Yes, but only with Standard SKU. You deploy an ExpressRoute gateway in the virtual hub and associate an ExpressRoute circuit. The circuit must be in the same region as the hub or use Global Reach to connect to a hub in another region. The ExpressRoute gateway supports up to 10 Gbps throughput per hub.

How does routing work in Azure Virtual WAN?

Each virtual hub has a built-in router that learns routes from connected VNets (via VNet peering) and branches (via BGP over VPN or ExpressRoute). The router automatically propagates these routes to all other connections. For example, a branch's on-premises prefixes are advertised to all VNets and other branches connected to the same hub. For multi-hub scenarios, hubs automatically exchange routes via the Microsoft backbone.

What is a secured virtual hub?

A secured virtual hub is a virtual hub that has Azure Firewall deployed inside it. This allows you to inspect and filter traffic flowing through the hub, including traffic between VNets, between branches, and between VNets and branches. You configure routing intent to force traffic through the firewall. This is a key feature for enterprises that need centralized security.

Can I connect a VNet to multiple virtual hubs?

Yes, technically you can create multiple VNet connections from the same VNet to different hubs, but this is not recommended. It can cause routing asymmetry and complexity. Azure does not support transitive routing through multiple hubs for the same VNet. It is better to connect each VNet to only one hub.

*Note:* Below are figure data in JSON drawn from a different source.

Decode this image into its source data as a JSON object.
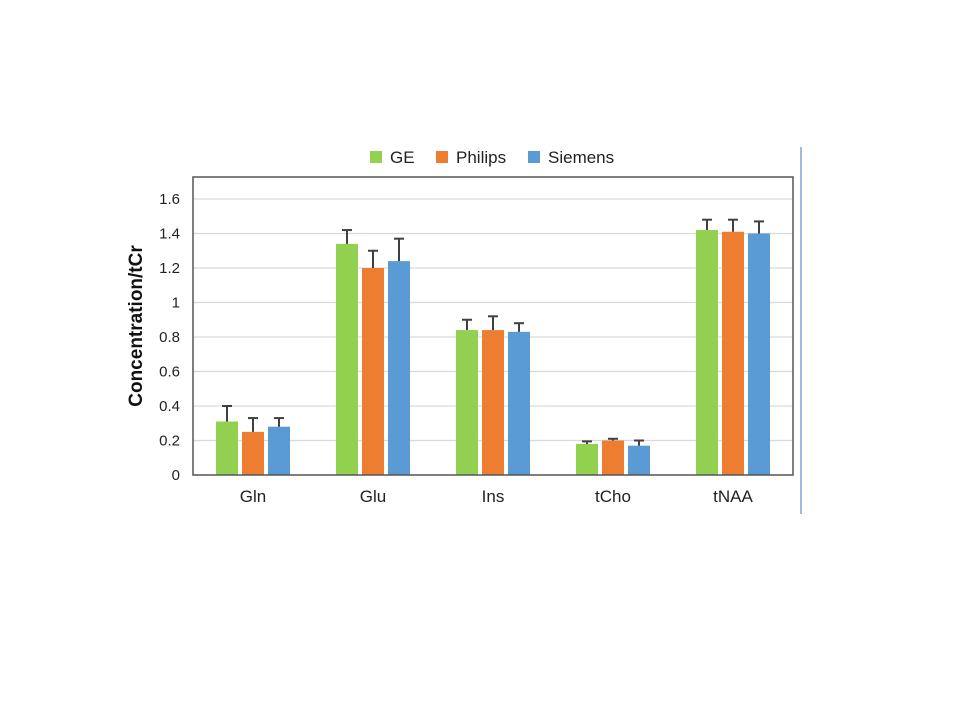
{
  "chart_data": {
    "type": "bar",
    "title": "",
    "xlabel": "",
    "ylabel": "Concentration/tCr",
    "ylim": [
      0,
      1.7
    ],
    "yticks": [
      0,
      0.2,
      0.4,
      0.6,
      0.8,
      1,
      1.2,
      1.4,
      1.6
    ],
    "ytick_labels": [
      "0",
      "0.2",
      "0.4",
      "0.6",
      "0.8",
      "1",
      "1.2",
      "1.4",
      "1.6"
    ],
    "grid": true,
    "legend_position": "top-center",
    "categories": [
      "Gln",
      "Glu",
      "Ins",
      "tCho",
      "tNAA"
    ],
    "series": [
      {
        "name": "GE",
        "color": "#92d050",
        "values": [
          0.31,
          1.34,
          0.84,
          0.18,
          1.42
        ],
        "errors": [
          0.09,
          0.08,
          0.06,
          0.015,
          0.06
        ]
      },
      {
        "name": "Philips",
        "color": "#ed7d31",
        "values": [
          0.25,
          1.2,
          0.84,
          0.2,
          1.41
        ],
        "errors": [
          0.08,
          0.1,
          0.08,
          0.01,
          0.07
        ]
      },
      {
        "name": "Siemens",
        "color": "#5b9bd5",
        "values": [
          0.28,
          1.24,
          0.83,
          0.17,
          1.4
        ],
        "errors": [
          0.05,
          0.13,
          0.05,
          0.03,
          0.07
        ]
      }
    ]
  }
}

What are the limitations of Basic SKU Virtual WAN?

Basic SKU only supports Site-to-Site VPN connections with a maximum throughput of 100 Mbps per site. It does not support ExpressRoute, Point-to-Site VPN, Azure Firewall, or hub-to-hub connections. Basic SKU is suitable for small-scale deployments with simple VPN needs. For production and multi-region scenarios, use Standard SKU.

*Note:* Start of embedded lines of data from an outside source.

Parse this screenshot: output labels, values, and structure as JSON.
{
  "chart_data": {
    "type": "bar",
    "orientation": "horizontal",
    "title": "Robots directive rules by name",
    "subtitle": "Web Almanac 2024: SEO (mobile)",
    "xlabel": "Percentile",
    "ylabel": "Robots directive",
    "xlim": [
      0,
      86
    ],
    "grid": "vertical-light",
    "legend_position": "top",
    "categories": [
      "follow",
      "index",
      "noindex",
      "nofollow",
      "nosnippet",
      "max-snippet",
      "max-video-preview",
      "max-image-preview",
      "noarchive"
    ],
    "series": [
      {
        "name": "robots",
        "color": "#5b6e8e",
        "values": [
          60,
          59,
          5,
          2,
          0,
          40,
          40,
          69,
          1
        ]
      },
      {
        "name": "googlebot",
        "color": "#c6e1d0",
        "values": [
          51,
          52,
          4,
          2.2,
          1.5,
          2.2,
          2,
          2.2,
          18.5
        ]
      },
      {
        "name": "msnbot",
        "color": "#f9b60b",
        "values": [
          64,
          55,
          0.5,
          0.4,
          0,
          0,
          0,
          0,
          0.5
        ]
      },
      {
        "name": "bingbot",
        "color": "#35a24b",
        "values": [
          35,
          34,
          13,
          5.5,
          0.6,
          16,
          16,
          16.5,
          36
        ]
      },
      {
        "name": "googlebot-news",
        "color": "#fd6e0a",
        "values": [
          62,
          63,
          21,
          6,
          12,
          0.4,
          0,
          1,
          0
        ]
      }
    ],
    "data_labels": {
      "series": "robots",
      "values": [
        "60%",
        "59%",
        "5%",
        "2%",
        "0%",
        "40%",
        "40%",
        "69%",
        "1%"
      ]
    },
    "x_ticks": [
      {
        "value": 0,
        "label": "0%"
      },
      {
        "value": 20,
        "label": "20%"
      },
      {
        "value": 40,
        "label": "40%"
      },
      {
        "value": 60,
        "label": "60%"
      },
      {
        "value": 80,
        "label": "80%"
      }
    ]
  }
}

How do I monitor Azure Virtual WAN?

You can use Azure Monitor to view metrics and logs for virtual hubs, VPN gateways, and ExpressRoute gateways. In the Azure portal, the Virtual WAN blade provides a dashboard showing connected sites, VNets, and route tables. You can also use Azure CLI commands like `az network vhub show --query 'routingState'` to check routing status. BGP status can be monitored via Azure Monitor metrics.